Additional data was obtained from patient and clinician surveys. Eligible study patients were surveyed shortly after their index visit to assess self-reported adherence. The survey used a validated adherence questionnaire called ASK-12 (Adherence Starts with Knowledge-12).65 PCCs from study clinics were surveyed in June of 2022, about 2 years after the start of the intervention. The survey queried PCCs about their experience using the CDS system. It addressed the extent of use at in-person and telehealth encounters, usefulness of the CDS for addressing different clinical issues, overall satisfaction with the tools and the workflow, helpfulness of the various CDS functions, reasons for using or not using the CDS, and suggestions for CDS enhancements. The survey was conducted by the HealthPartners Institute Center for Survey Evaluation via an email invitation with a link to an online Redcap Survey.

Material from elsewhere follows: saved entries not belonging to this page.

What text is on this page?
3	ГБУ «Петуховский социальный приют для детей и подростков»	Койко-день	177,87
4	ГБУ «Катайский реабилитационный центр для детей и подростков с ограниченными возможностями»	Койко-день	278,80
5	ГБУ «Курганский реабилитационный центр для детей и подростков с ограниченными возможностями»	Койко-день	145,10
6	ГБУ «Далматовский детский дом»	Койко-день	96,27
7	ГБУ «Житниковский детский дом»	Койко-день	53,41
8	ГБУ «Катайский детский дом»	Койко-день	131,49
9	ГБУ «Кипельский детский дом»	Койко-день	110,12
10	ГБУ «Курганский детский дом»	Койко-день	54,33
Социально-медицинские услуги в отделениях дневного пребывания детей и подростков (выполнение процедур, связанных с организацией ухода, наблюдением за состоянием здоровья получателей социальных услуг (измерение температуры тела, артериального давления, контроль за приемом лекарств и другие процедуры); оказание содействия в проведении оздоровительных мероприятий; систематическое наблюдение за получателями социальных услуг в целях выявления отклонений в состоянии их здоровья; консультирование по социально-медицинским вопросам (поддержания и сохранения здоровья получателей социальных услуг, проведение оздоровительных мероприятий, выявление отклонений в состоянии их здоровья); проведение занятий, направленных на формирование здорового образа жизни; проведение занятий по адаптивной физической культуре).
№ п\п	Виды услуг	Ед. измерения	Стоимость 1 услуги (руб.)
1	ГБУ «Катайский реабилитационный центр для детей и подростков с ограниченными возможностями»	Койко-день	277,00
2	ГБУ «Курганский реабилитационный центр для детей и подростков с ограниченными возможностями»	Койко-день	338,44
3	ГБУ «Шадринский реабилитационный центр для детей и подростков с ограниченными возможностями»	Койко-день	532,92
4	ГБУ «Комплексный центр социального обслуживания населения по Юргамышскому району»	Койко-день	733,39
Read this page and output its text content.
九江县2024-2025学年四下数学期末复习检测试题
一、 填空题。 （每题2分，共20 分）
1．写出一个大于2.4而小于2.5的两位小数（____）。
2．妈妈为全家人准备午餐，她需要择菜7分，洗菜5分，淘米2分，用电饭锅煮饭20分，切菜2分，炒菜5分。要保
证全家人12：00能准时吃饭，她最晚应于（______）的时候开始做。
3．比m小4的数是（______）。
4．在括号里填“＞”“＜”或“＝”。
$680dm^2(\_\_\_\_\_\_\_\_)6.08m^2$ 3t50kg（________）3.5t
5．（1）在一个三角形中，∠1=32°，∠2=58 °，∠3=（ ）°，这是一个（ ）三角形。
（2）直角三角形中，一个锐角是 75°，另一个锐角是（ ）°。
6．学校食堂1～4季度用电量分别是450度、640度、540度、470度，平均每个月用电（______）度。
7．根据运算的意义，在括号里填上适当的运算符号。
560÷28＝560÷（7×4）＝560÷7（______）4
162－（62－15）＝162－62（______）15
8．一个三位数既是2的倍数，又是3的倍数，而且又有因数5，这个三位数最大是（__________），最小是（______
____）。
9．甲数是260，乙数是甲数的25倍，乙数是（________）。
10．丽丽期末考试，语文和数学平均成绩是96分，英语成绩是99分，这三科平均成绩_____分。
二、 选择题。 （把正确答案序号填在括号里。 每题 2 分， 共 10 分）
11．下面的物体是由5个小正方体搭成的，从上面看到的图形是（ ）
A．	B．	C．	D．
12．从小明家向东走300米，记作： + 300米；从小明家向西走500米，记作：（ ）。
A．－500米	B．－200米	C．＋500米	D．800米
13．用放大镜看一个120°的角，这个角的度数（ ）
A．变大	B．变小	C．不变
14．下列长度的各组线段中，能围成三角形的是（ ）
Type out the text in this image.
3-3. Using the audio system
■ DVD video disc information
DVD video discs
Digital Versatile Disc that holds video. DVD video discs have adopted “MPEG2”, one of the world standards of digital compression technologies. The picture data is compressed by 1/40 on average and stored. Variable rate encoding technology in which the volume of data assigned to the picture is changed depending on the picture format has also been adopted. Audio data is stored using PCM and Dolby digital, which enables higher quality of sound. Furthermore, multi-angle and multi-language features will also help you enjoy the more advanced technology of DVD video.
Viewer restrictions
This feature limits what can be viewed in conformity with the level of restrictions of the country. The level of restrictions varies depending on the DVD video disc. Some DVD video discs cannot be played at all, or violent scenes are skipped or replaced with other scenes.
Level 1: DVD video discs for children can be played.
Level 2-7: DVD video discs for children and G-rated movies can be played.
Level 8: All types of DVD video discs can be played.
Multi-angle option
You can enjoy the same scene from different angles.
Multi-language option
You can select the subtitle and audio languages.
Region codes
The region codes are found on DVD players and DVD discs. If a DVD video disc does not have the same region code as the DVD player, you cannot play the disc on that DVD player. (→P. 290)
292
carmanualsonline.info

The process measure monitored closely by the study team after implementation of the intervention was monthly print rates of CDS interfaces at eligible primary care encounters at the PCC, clinic, and system levels.

2.10. Analysis Plan

The a priori estimates for sample size and power were revised after the transition from the clinic to the patient randomized trial. The expected accrual counts of study eligible patients were 1,066, 832, and 1,694 for the HTN, diabetes, and lipid cohorts respectively. Given these sample sizes, at a probability threshold for statistical significance of α=0.05, we calculated ≥80% power to detect absolute differences in proportions by study arm of patients becoming adherent to medications at 12 months of ≥8.7% (HTN), ≥9.9% (DM), and ≥6.9% (lipids). Additionally, under similar assumptions we estimated ≥80% power to detect differences of ≥3 mmHg in mean SBP and ≥0.3% in mean A1C by study group.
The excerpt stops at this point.